Hospital B's ED (Emergency Department) Nursing Notes dated 06/10/14 at 13:04 by Personnel #21 (Hospital B) reflected Patient #1 was evaluated for Hypoxia at 12:37. The patient complained of shortness of breath and oxygen was applied via nasal cannula at six liters per minute.

Hospital B's ED Provider Notes dated 06/10/14 at 13:06 by Personnel Physician #19 (Hospital B) noted Patient #1 appeared short of breath. The patient's blood oxygenation saturation was "into the 70's." The patient's blood pressure was 195/95. At 15:46 the physician noted Patient #1's blood pressure was 215/97 mm Hg.

Hospital B's Provider Attending Note dated 06/10/14 at 14:26 by Personnel Physician #20 (Hospital B) noted Patient #1's diagnoses included Hypoxia, Volume Overload, Nausea, and Vomiting. The patient required inpatient hospitalization.

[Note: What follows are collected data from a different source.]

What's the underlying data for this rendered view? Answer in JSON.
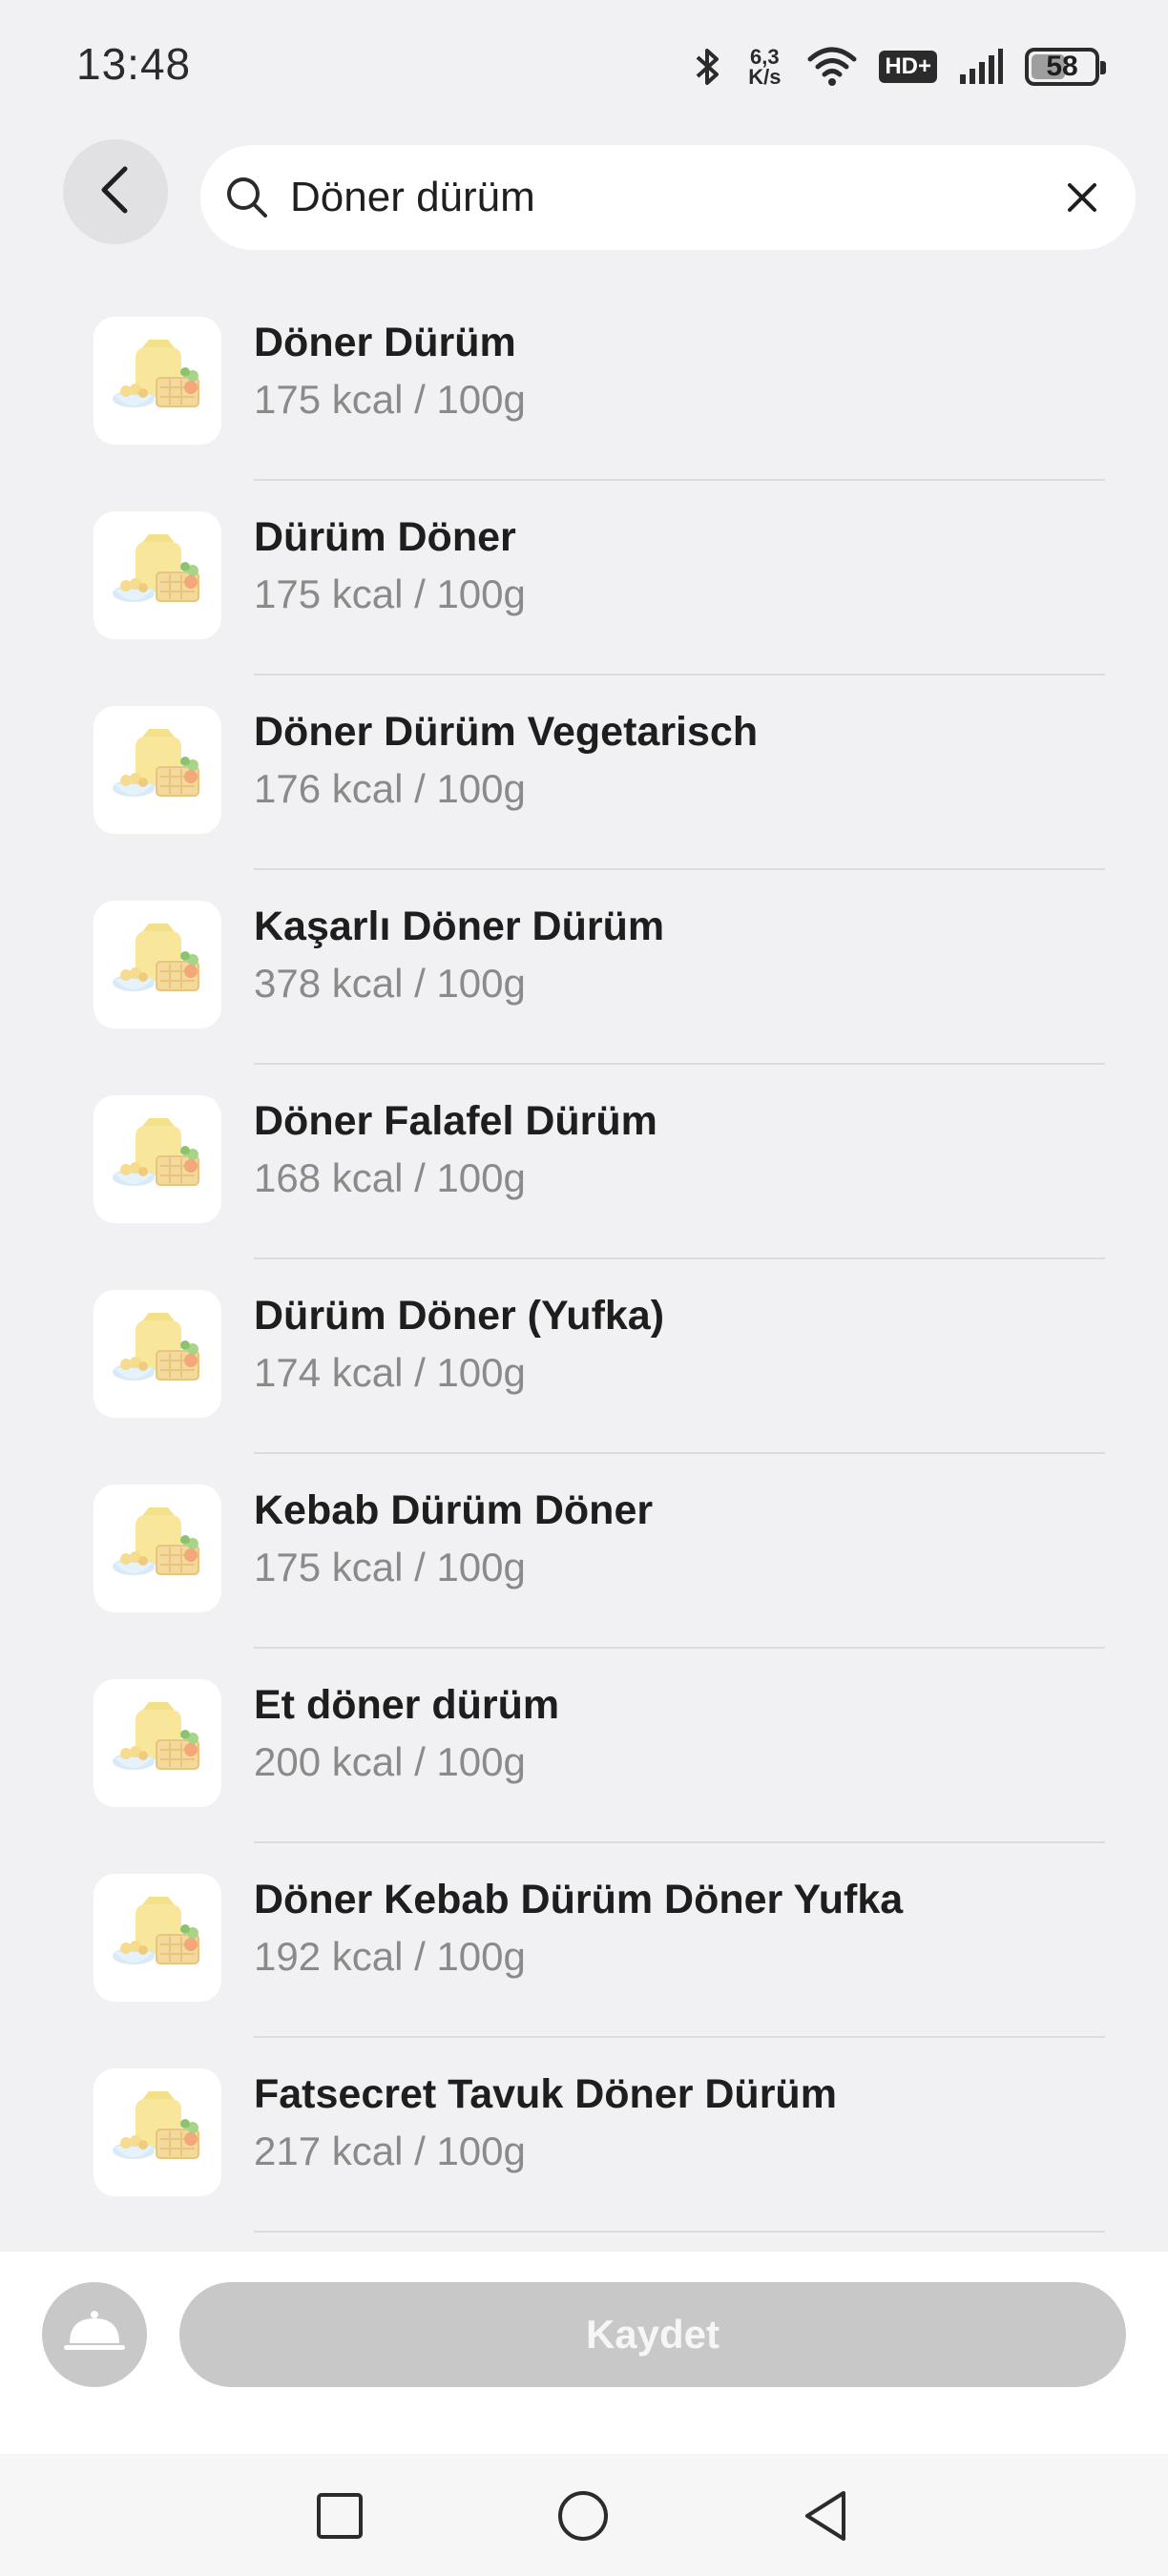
{
  "status_bar": {
    "time": "13:48",
    "net_speed_value": "6,3",
    "net_speed_unit": "K/s",
    "hd_label": "HD+",
    "battery_level": "58",
    "battery_fraction": 0.58
  },
  "search": {
    "query": "Döner dürüm",
    "back_icon": "chevron-left-icon",
    "search_icon": "magnifier-icon",
    "clear_icon": "close-icon"
  },
  "results": [
    {
      "name": "Döner Dürüm",
      "kcal": "175 kcal / 100g"
    },
    {
      "name": "Dürüm Döner",
      "kcal": "175 kcal / 100g"
    },
    {
      "name": "Döner Dürüm Vegetarisch",
      "kcal": "176 kcal / 100g"
    },
    {
      "name": "Kaşarlı Döner Dürüm",
      "kcal": "378 kcal / 100g"
    },
    {
      "name": "Döner Falafel Dürüm",
      "kcal": "168 kcal / 100g"
    },
    {
      "name": "Dürüm Döner (Yufka)",
      "kcal": "174 kcal / 100g"
    },
    {
      "name": "Kebab Dürüm Döner",
      "kcal": "175 kcal / 100g"
    },
    {
      "name": "Et döner dürüm",
      "kcal": "200 kcal / 100g"
    },
    {
      "name": "Döner Kebab Dürüm Döner Yufka",
      "kcal": "192 kcal / 100g"
    },
    {
      "name": "Fatsecret Tavuk Döner Dürüm",
      "kcal": "217 kcal / 100g"
    }
  ],
  "action_bar": {
    "save_label": "Kaydet",
    "meal_icon": "cloche-icon"
  },
  "colors": {
    "background": "#f1f1f3",
    "disabled_button": "#c8c8c8",
    "secondary_text": "#8a8a8a"
  }
}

Patient #1's Nephrology Consult dated 06/10/14 at 19:05 by Personnel Physician #25 (Hospital B) reflected Patient #1's severe Shortness of Breath, Orthopnea, and Lower Extremity Swelling. The patient used accessory muscles while breathing, had coarse crackles in his lungs, and was in need of emergency hemodialysis for volume overload. Patient #1 was to receive dialysis treatment three days a week "...while in-house until HD (hemodialysis) center obtained."

Patient #1's History and Physical Exam dated 06/10/14 at 20:07 by Personnel Physician #23(Hospital B) noted Patient #1 had a blood pressure of 207/97 mm Hg. Patient #1 had rales in his lungs, his breathing was fast and shallow on 100 percent oxygen per non-rebreather mask. The chest x-ray showed "florid pulmonary edema." Physician #23's diagnoses included Hypoxia, Respiratory Distress, Pulmonary Edema, End-Stage Renal Disease (ESRD), and Malignant Hypertension. Personnel Physician #23 noted it was "unclear why pt [Patient #1] accumulated fluid so quickly after apparently receiving dialysis...possibly related to uncontrolled HTN [hypertension]." Patient #1 had "emergent dialysis" that night.

The Personnel Physician #27 (Hospital B) Discharge Summary dated 06/16/14 at 15:23 reflected admission diagnoses of Volume Overload, and Chronic Kidney Disease. The patient was hypoxic and hypertensive on admission and required 100 percent oxygen administration per non re-breather mask. The patient received three consecutive sessions of hemodialysis which relieved hypoxia, nausea and vomiting. The patient's high blood pressure improved with dialysis and gradual "up-titrating of anti-HTN (hypertension) medications."

Personnel Physician #24 (Hospital B) was telephone interviewed 07/01/14 at 09:20 and stated Patient #1 came to Hospital B with Pulmonary Edema, Hypoxia, and Uncontrolled Hypertension the morning after discharge from Hospital A and "patients with ESRD [Endstage Renal Disease] do not deteriorate that quickly after dialysis."